In a joint statement by the Food and Drugs Authority (FDA) and the Ghana Health Service (GHS) to mark the week, they reaffirmed their commitment to promoting and supporting breastfeeding.
It said breastfeeding was a fundamental right of every child and was vital to child survival and development.
It, however, said despite the irrefutable benefits of breastfeeding, many working parents still faced difficulties in keeping up with exclusive breastfeeding for the recommended six months and continue to breastfeed for up to two years or longer.
It pinpointed long working hours, limited maternity leave, inadequate breastfeeding leave and the stigma surrounding breastfeeding in the workplace as some of the barriers preventing parents from providing optimal nutrition for their infants.

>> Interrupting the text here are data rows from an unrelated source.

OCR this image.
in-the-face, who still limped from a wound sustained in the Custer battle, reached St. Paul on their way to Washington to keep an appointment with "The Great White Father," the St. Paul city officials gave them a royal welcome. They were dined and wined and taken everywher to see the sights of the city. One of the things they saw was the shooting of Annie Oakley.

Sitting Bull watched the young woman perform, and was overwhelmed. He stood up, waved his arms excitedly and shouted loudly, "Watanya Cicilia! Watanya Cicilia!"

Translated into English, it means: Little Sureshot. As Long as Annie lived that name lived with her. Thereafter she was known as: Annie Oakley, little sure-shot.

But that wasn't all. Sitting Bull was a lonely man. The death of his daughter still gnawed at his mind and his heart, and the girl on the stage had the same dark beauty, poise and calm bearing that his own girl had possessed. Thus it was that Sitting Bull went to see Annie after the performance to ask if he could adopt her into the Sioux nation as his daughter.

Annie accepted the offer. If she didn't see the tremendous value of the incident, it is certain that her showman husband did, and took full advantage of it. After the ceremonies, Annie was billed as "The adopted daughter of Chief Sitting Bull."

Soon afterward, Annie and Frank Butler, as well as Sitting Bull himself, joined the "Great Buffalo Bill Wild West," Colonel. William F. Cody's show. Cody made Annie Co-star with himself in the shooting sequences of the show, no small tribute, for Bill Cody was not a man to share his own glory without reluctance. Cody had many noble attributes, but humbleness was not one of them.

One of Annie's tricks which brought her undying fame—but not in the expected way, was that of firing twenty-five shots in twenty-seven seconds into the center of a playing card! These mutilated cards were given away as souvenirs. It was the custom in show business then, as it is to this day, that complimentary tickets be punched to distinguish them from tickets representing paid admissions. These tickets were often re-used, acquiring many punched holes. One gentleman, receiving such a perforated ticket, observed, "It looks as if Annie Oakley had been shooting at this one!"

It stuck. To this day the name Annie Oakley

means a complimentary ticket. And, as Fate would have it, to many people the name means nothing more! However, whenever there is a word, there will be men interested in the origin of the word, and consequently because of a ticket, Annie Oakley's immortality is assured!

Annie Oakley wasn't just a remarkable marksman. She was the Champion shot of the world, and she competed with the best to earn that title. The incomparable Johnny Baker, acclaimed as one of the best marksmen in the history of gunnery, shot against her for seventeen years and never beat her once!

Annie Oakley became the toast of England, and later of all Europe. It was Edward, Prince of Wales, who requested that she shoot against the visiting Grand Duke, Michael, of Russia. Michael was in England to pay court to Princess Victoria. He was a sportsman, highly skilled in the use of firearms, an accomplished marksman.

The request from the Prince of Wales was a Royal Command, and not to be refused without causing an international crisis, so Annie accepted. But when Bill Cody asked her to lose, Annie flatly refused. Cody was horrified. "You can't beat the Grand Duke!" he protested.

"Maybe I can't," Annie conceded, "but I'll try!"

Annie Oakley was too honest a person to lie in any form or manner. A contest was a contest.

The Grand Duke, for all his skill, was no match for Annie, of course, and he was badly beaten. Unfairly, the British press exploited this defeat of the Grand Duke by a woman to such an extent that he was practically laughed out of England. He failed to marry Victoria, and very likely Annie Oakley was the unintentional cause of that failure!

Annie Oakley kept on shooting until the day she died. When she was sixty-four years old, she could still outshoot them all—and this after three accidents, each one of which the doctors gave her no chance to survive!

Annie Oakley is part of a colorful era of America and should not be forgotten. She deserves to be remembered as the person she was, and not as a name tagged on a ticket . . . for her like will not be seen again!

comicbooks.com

The two entities therefore called on all stakeholders, including governments, employers, civil society and community organisations, to work together to overcome those barriers and create a favourable environment to support breastfeeding for working parents.
It recommended among others for laws and workplace policies as national legislation that protects the breastfeeding rights of working parents, including full leave, flexible work arrangements and breastfeeding leave.
Also a joint statement by the UNICEF Executive Director, Catherine Russell and WHO Director-General, Dr Tedros Adhanom Ghebreyesus, to mark the week, said in the last 10 years, many countries have made significant progress to increase exclusive breastfeeding rates.
Yet even greater progress is possible when breastfeeding is protected and supported, particularly in the workplace.
The statement which was on the international theme, “Let’s make breastfeeding at work, work” emphasised the need for greater breastfeeding support across all workplaces to sustain and improve progress on breastfeeding rates globally.
It said in the last decade, the prevalence of exclusive breastfeeding has increased by a remarkable 10 percentage points, to 48 per cent globally saying to reach the global 2030 target of 70 per cent, the barriers women and families faced to achieving their breastfeeding goals must be addressed.